Klar, dass genau jetzt Britta nach Hause kommt. Ein Stockwerk tiefer treffen wir aufeinander.

»Hey, wohin geht’s?«, fragt sie fröhlich, aber ich funkele sie nur böse an.

»Weg!« Ich will mich an ihr vorbeidrängeln, doch sie hält mich auf.

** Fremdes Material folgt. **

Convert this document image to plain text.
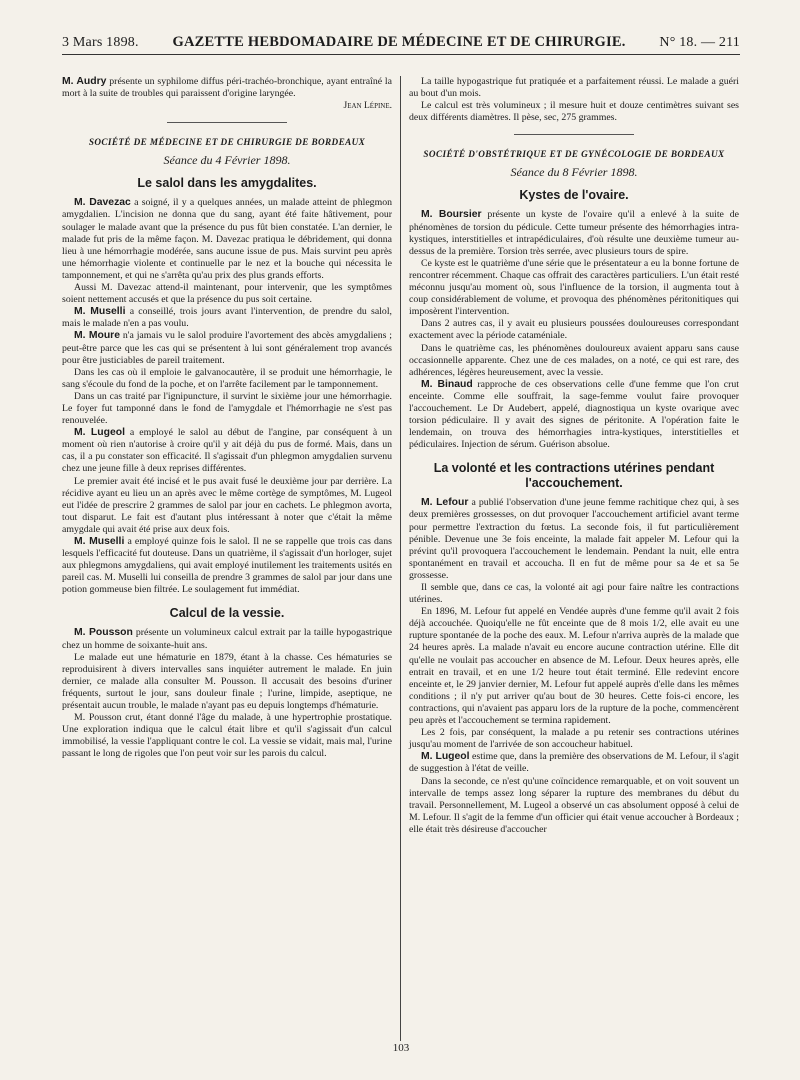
3 Mars 1898. GAZETTE HEBDOMADAIRE DE MÉDECINE ET DE CHIRURGIE. N° 18. — 211

M. Audry présente un syphilome diffus péri-trachéo-bronchique, ayant entraîné la mort à la suite de troubles qui paraissent d'origine laryngée.

Jean Lépine.

SOCIÉTÉ DE MÉDECINE ET DE CHIRURGIE DE BORDEAUX
Séance du 4 Février 1898.
Le salol dans les amygdalites.

M. Davezac a soigné, il y a quelques années, un malade atteint de phlegmon amygdalien. L'incision ne donna que du sang, ayant été faite hâtivement, pour soulager le malade avant que la présence du pus fût bien constatée. L'an dernier, le malade fut pris de la même façon. M. Davezac pratiqua le débridement, qui donna lieu à une hémorrhagie modérée, sans aucune issue de pus. Mais survint peu après une hémorrhagie violente et continuelle par le nez et la bouche qui nécessita le tamponnement, et qui ne s'arrêta qu'au prix des plus grands efforts.

Aussi M. Davezac attend-il maintenant, pour intervenir, que les symptômes soient nettement accusés et que la présence du pus soit certaine.

M. Muselli a conseillé, trois jours avant l'intervention, de prendre du salol, mais le malade n'en a pas voulu.

M. Moure n'a jamais vu le salol produire l'avortement des abcès amygdaliens ; peut-être parce que les cas qui se présentent à lui sont généralement trop avancés pour être justiciables de pareil traitement.

Dans les cas où il emploie le galvanocautère, il se produit une hémorrhagie, le sang s'écoule du fond de la poche, et on l'arrête facilement par le tamponnement.

Dans un cas traité par l'ignipuncture, il survint le sixième jour une hémorrhagie. Le foyer fut tamponné dans le fond de l'amygdale et l'hémorrhagie ne s'est pas renouvelée.

M. Lugeol a employé le salol au début de l'angine, par conséquent à un moment où rien n'autorise à croire qu'il y ait déjà du pus de formé. Mais, dans un cas, il a pu constater son efficacité. Il s'agissait d'un phlegmon amygdalien survenu chez une jeune fille à deux reprises différentes.

Le premier avait été incisé et le pus avait fusé le deuxième jour par derrière. La récidive ayant eu lieu un an après avec le même cortège de symptômes, M. Lugeol eut l'idée de prescrire 2 grammes de salol par jour en cachets. Le phlegmon avorta, tout disparut. Le fait est d'autant plus intéressant à noter que c'était la même amygdale qui avait été prise aux deux fois.

M. Muselli a employé quinze fois le salol. Il ne se rappelle que trois cas dans lesquels l'efficacité fut douteuse. Dans un quatrième, il s'agissait d'un horloger, sujet aux phlegmons amygdaliens, qui avait employé inutilement les traitements usités en pareil cas. M. Muselli lui conseilla de prendre 3 grammes de salol par jour dans une potion gommeuse bien filtrée. Le soulagement fut immédiat.

Calcul de la vessie.

M. Pousson présente un volumineux calcul extrait par la taille hypogastrique chez un homme de soixante-huit ans.

Le malade eut une hématurie en 1879, étant à la chasse. Ces hématuries se reproduisirent à divers intervalles sans inquiéter autrement le malade. En juin dernier, ce malade alla consulter M. Pousson. Il accusait des besoins d'uriner fréquents, surtout le jour, sans douleur finale ; l'urine, limpide, aseptique, ne présentait aucun trouble, le malade n'ayant pas eu depuis longtemps d'hématurie.

M. Pousson crut, étant donné l'âge du malade, à une hypertrophie prostatique. Une exploration indiqua que le calcul était libre et qu'il s'agissait d'un calcul immobilisé, la vessie l'appliquant contre le col. La vessie se vidait, mais mal, l'urine passant le long de rigoles que l'on peut voir sur les parois du calcul.

La taille hypogastrique fut pratiquée et a parfaitement réussi. Le malade a guéri au bout d'un mois.

Le calcul est très volumineux ; il mesure huit et douze centimètres suivant ses deux différents diamètres. Il pèse, sec, 275 grammes.

SOCIÉTÉ D'OBSTÉTRIQUE ET DE GYNÉCOLOGIE DE BORDEAUX
Séance du 8 Février 1898.
Kystes de l'ovaire.

M. Boursier présente un kyste de l'ovaire qu'il a enlevé à la suite de phénomènes de torsion du pédicule. Cette tumeur présente des hémorrhagies intra-kystiques, interstitielles et intrapédiculaires, d'où résulte une deuxième tumeur au-dessus de la première. Torsion très serrée, avec plusieurs tours de spire.

Ce kyste est le quatrième d'une série que le présentateur a eu la bonne fortune de rencontrer récemment. Chaque cas offrait des caractères particuliers. L'un était resté méconnu jusqu'au moment où, sous l'influence de la torsion, il augmenta tout à coup considérablement de volume, et provoqua des phénomènes péritonitiques qui imposèrent l'intervention.

Dans 2 autres cas, il y avait eu plusieurs poussées douloureuses correspondant exactement avec la période cataméniale.

Dans le quatrième cas, les phénomènes douloureux avaient apparu sans cause occasionnelle apparente. Chez une de ces malades, on a noté, ce qui est rare, des adhérences, légères heureusement, avec la vessie.

M. Binaud rapproche de ces observations celle d'une femme que l'on crut enceinte. Comme elle souffrait, la sage-femme voulut faire provoquer l'accouchement. Le Dr Audebert, appelé, diagnostiqua un kyste ovarique avec torsion pédiculaire. Il y avait des signes de péritonite. A l'opération faite le lendemain, on trouva des hémorrhagies intra-kystiques, interstitielles et pédiculaires. Injection de sérum. Guérison absolue.

La volonté et les contractions utérines pendant l'accouchement.

M. Lefour a publié l'observation d'une jeune femme rachitique chez qui, à ses deux premières grossesses, on dut provoquer l'accouchement artificiel avant terme pour permettre l'extraction du fœtus. La seconde fois, il fut particulièrement pénible. Devenue une 3e fois enceinte, la malade fait appeler M. Lefour qui la prévint qu'il provoquera l'accouchement le lendemain. Pendant la nuit, elle entra spontanément en travail et accoucha. Il en fut de même pour sa 4e et sa 5e grossesse.

Il semble que, dans ce cas, la volonté ait agi pour faire naître les contractions utérines.

En 1896, M. Lefour fut appelé en Vendée auprès d'une femme qu'il avait 2 fois déjà accouchée. Quoiqu'elle ne fût enceinte que de 8 mois 1/2, elle avait eu une rupture spontanée de la poche des eaux. M. Lefour n'arriva auprès de la malade que 24 heures après. La malade n'avait eu encore aucune contraction utérine. Elle dit qu'elle ne voulait pas accoucher en absence de M. Lefour. Deux heures après, elle entrait en travail, et en une 1/2 heure tout était terminé. Elle redevint encore enceinte et, le 29 janvier dernier, M. Lefour fut appelé auprès d'elle dans les mêmes conditions ; il n'y put arriver qu'au bout de 30 heures. Cette fois-ci encore, les contractions, qui n'avaient pas apparu lors de la rupture de la poche, commencèrent peu après et l'accouchement se termina rapidement.

Les 2 fois, par conséquent, la malade a pu retenir ses contractions utérines jusqu'au moment de l'arrivée de son accoucheur habituel.

M. Lugeol estime que, dans la première des observations de M. Lefour, il s'agit de suggestion à l'état de veille.

Dans la seconde, ce n'est qu'une coïncidence remarquable, et on voit souvent un intervalle de temps assez long séparer la rupture des membranes du début du travail. Personnellement, M. Lugeol a observé un cas absolument opposé à celui de M. Lefour. Il s'agit de la femme d'un officier qui était venue accoucher à Bordeaux ; elle était très désireuse d'accoucher

103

»Was für ’ne Laus ist dir denn über die Leber gelaufen?«

»Eine große gelbe und dann noch eine verschnörkelte weiße mit Namen Schminktisch«, schleudere ich ihr entgegen. Britta bleibt der Mund offen stehen und ich schiebe mich endlich an ihr vorbei. Erst als ich einen Absatz weiter unten bin, findet sie ihre Stimme wieder und ruft mir hinterher: »Jetzt warte doch mal, Theo! Wir können doch darüber reden. Wir …«

Ich halte kurz an und schaue noch einmal nach oben. Erst jetzt sehe ich, dass Britta eine große rosa-weiß gestreifte Tüte in der Hand trägt, auf der groß Kosmetikzubehör Fries steht. Das gibt mir den Rest. Überflüssiges Tussizeug!

»Vielleicht habt ihr es vergessen, aber ich bin ein Junge und steh auf BMX-Räder und Basketball! Ich will mit Lockenstäben, Nagellack und Hornhauthobeln nichts zu tun haben!« Damit renne ich weiter die Treppen hinunter und lasse Britta einfach stehen.